Un autre sous-titre de ce livre aurait pu être " Eloge du préfixe co " tant il entremêle les appels à la co-conception, à la co-conduite, à la co-construction, au co-développement, à la co-évolution, à la co-production, au co-pilotage, à la co-responsabilité, à la coopération et même à la co-vie. Ces co s'adressent aussi au lecteur, lequel se trouve explicitement invité à devenir membre de la communauté des acteurs d'un cinquième niveau d'interaction. Cela pourrait-il rebuter un certain nombre de lecteurs potentiels, peu habitués à se voir ainsi invités à participer à une pratique collective ? Car pratique collective est bien le mot. J'ajouterai même : pratique de co-lecture et de co-évolution. Mais quel effort demandé au lecteur habitué à rechercher et à attendre des solutions d'un livre, habitué à rechercher une démonstration, une connaissance à appliquer, alors qu'il lui est proposé ici non un produit à lire pour appliquer, mais à comprendre d'abord pour appliquer ensuite, éventuellement ! Dire au lecteur de ne pas attendre de solutions prêtes à l'emploi, de ne pas s'attendre à une démonstration unilatérale, c'est lui demander de faire l'énorme effort d'abandonner l'exigence d'avoir en mains un livre comme les autres, un instrument de savoir pour appliquer. C'est lui demander d'abandonner provisoirement ses certitudes sur ce qu'est un livre digne d'intérêt, feuilleté rapidement chez le libraire. C'est lui demander de consacrer un peu de temps, de montrer un peu de patience et d'accorder un peu de crédit à l'idée de faire évoluer certaines de ses certitudes, de co-évoluer pour apprendre, tout en gardant son propre esprit critique ! Cela est presque un petit guide de lecture. Au lecteur méfiant je proposerais volontiers de pénétrer dans ce livre par l'entrée qu'offrent les phrases suivantes de Michel Monroy :

" Nous vivons dans un monde où la méfiance est la règle mais dans lequel les procédures pour se passer de la confiance sont devenues obsolètes et où le développement d'une confiance à sens unique (à l'égard des dirigeants) est devenu impossible. (…) La confiance ne peut se construire qu'à partir d'une vulnérabilité acceptée, paradoxalement stratégique, et d'une sorte de partage d'une incertitude raisonnable de ce qui peut advenir ". (p.82-83).

Pas de piège dans ce livre ni de message à suivre autre que d'accepter d'entrer dans le jeu d'un dispositif actif ouvert. Ce livre est un activateur d'interaction.

J'exercerai ma propre interaction critique dans deux directions, sur le titre du livre, puis sur le projet dans lequel il s'inscrit et auquel j'adhère.

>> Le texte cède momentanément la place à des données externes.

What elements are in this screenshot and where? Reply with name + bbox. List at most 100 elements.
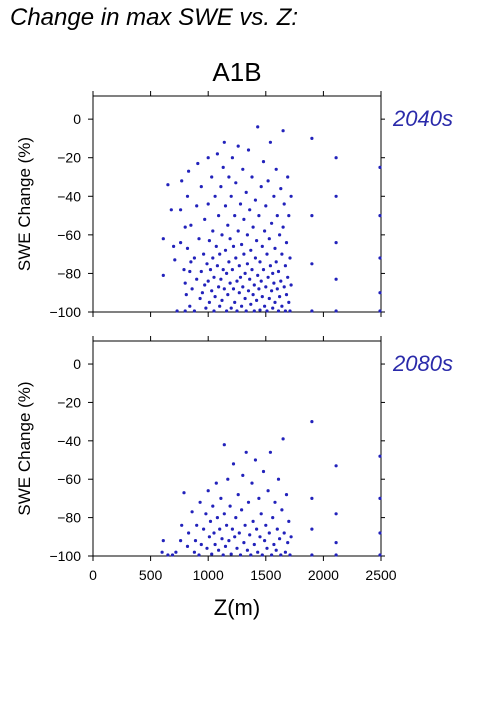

L'article défini dans le titre pose problème. Parler des pratiques collectives expose à une interrogation sur l'exhaustivité, qu'aurait évité " L'ingénierie de pratiques collectives ". Le champ couvert, par les trois processus évoqués de confiance, d'accompagnement et de cognition collective, embrasse-t-il également toutes les pratiques collectives, les politiques publiques, gouvernementales notamment, spécialement en économie ? Où le politique, les valeurs, le pouvoir, la consistance d'un social " déjà-là ", les institutions, règles du jeu, normes, contraintes et autres régularités trouvent-elles leur place dans ces processus ? Or ces facteurs institutionnels, pour faire court, ne sont-ils pas susceptibles d'influencer, d'orienter de circonscrire, voire de définir des corridors de possibilités pour les acteurs, au moins à court et moyen terme ? En donnant l'impression d'embrasser toutes les pratiques collectives, ce qu'implique le titre du livre, sans prendre en compte explicitement cette autre dimension, ne court-on pas le risque d'introduire dans la considération du social une sorte de biais actionniste et microsocial, et d'aboutir à se priver d'une possibilité de comprendre que la politique publique est souvent d'un ordre de difficulté sans commune mesure avec l'action de, et dans, les organisations ? Si cette interrogation devait ne pas apparaître légitime, alors ne serait-on pas en droit de regretter l'absence d'une argumentation justifiant l'exhaustivité de la réduction des logiques de pratiques collectives aux trois dimensions affichées ?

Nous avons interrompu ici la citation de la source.